For me, Heaven-Haven will always remind me of a sunny day in my college years, when I stopped at a Carmelite convent near the sea, just south of what was then a much quieter town, Carmel, in California.  There I interviewed a nun for a project I was doing.  I wanted to know her view of why one would spend one’s life in that way.  She was a calm and very pleasant person, and the location itself was quiet and peaceful.  A short distance to the west of the convent lay a pleasant little sandy bay “out of the swing of the sea,” and the air of the whole region was fragrant with the wild artemisia that scented the coastal lowlands and hills in those warm days.

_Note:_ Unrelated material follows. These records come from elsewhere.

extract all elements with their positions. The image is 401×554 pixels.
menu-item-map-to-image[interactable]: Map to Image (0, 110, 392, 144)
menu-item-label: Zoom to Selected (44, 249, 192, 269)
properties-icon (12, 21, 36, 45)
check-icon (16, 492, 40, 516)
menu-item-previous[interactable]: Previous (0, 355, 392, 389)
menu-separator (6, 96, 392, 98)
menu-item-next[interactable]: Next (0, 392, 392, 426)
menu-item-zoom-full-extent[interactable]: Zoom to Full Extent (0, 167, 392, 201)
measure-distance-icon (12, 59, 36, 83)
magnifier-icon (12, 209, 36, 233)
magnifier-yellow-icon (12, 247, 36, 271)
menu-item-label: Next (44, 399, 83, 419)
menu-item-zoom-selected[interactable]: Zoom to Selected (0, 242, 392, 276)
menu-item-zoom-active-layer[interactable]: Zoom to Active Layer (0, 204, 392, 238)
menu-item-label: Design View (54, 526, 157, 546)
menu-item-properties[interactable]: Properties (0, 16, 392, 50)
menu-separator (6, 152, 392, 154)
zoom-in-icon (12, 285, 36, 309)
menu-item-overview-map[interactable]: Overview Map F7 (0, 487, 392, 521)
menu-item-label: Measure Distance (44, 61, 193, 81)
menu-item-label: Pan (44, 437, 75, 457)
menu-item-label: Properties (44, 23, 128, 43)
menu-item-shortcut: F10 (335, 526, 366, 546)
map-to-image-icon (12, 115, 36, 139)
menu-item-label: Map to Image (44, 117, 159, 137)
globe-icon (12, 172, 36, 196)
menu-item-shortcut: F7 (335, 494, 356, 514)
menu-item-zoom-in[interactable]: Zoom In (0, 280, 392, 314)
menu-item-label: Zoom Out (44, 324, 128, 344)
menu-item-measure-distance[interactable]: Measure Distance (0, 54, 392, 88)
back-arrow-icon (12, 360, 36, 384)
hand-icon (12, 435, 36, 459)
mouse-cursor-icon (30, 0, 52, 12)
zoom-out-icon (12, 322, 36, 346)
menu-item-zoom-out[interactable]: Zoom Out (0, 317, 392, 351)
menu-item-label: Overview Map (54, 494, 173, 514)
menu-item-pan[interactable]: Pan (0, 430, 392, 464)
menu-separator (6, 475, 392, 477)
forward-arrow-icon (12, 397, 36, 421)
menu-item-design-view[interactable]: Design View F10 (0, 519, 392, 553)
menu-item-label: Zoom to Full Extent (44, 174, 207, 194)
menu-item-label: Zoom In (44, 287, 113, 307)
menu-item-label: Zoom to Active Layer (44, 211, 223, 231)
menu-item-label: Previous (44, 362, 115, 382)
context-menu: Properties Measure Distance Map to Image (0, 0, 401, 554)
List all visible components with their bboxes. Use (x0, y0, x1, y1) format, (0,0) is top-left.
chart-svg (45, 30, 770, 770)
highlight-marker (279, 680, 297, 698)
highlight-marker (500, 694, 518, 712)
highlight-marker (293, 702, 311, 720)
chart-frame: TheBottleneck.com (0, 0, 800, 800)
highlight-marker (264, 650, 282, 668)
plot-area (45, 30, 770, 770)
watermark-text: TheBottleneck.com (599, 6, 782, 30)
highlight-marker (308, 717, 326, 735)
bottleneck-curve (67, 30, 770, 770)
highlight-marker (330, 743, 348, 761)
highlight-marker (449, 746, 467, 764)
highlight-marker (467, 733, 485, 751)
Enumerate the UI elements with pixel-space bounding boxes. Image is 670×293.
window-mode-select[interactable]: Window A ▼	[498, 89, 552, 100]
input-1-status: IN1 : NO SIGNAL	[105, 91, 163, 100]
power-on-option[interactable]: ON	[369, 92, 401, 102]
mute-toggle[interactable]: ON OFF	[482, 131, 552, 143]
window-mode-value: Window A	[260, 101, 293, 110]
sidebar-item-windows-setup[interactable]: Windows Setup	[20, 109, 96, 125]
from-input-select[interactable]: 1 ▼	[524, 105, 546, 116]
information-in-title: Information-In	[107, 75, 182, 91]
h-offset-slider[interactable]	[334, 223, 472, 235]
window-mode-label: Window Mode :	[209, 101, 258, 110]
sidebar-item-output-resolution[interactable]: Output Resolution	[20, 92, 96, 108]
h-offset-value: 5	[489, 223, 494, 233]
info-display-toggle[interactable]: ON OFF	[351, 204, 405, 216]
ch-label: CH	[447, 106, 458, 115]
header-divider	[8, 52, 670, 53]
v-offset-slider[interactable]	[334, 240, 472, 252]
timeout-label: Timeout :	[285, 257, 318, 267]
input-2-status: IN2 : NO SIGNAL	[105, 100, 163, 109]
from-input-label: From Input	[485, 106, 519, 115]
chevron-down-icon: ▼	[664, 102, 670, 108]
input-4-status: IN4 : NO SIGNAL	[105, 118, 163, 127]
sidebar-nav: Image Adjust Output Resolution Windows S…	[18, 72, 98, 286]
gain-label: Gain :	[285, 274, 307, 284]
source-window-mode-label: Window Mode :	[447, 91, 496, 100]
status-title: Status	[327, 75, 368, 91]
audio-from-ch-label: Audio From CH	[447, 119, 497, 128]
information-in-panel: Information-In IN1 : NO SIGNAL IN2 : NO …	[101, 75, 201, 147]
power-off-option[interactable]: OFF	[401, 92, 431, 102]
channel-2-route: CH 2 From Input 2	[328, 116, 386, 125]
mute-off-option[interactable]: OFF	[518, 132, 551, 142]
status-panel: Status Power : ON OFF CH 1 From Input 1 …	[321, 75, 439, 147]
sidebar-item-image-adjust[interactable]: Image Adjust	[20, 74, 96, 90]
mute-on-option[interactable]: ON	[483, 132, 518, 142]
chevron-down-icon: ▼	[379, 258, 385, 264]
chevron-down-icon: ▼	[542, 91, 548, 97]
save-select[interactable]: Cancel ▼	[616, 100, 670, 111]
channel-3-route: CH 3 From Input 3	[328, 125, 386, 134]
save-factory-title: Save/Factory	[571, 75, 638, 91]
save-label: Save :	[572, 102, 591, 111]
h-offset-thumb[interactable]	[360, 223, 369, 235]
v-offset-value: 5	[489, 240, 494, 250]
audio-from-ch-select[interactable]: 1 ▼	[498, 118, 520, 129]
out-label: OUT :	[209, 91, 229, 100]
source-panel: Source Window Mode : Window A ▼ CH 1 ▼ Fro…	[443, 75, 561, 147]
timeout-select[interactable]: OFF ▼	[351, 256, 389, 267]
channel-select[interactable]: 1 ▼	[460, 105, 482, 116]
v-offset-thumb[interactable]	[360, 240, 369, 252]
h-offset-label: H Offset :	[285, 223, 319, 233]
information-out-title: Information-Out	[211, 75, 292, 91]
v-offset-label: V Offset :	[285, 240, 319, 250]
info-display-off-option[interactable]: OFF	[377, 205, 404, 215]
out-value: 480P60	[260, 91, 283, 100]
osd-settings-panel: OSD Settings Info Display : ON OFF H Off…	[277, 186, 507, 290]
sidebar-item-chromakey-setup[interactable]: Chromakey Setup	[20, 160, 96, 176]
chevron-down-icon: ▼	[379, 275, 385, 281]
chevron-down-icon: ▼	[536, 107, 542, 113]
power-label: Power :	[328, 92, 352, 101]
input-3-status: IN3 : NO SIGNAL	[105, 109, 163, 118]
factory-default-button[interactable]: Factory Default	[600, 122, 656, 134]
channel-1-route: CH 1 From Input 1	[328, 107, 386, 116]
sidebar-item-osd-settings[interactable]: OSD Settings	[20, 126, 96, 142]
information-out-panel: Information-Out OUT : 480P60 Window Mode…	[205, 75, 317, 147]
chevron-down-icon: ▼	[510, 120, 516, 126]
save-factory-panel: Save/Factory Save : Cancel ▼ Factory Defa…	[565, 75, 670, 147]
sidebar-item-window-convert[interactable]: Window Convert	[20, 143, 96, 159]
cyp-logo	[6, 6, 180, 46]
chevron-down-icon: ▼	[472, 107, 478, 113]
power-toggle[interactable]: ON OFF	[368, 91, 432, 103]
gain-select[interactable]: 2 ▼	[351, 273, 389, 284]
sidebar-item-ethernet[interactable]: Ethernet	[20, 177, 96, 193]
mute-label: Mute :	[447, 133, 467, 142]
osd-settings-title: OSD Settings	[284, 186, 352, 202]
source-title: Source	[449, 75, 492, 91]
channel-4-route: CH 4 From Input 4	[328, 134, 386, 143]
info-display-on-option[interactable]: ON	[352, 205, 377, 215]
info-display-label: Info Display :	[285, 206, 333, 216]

Thinking of the nuns in that quiet place by the sea, I recall lines from another poem about the 6th-century Celtic saint Govan, who lived as a hermit by the sea in Wales:

St Govan still lies in his cell
But his soul, long since is free,
And one may wonder – and who can tell-
If good St Govan likes Heaven as well
As his cell by that sounding sea?

By the way, George Herbert’s poem The Size also contains an old English proverb that goes back before his time.  In telling people that they should not expect to be happy both in this world and the next, Herbert says,

Wouldst thou both eat thy cake, and have it?

If that phrase puzzles you, it means, “Do you want to both eat your cake and still keep it?”  One obviously cannot do both, and that is why our nun in Heaven-Haven gives up earth for heaven.

David

3 thoughts on “HEAVEN-HAVEN: REFUGE FROM THE SEA OF TEARS

  1. Jennifer

    Thank you for that wonderful analysis! I’m singing a newly composed song setting this poem. Funny enough, I’ve been to that exact Carmelite convent that you mention, and have even sung there. Now I have the perfect image for this piece.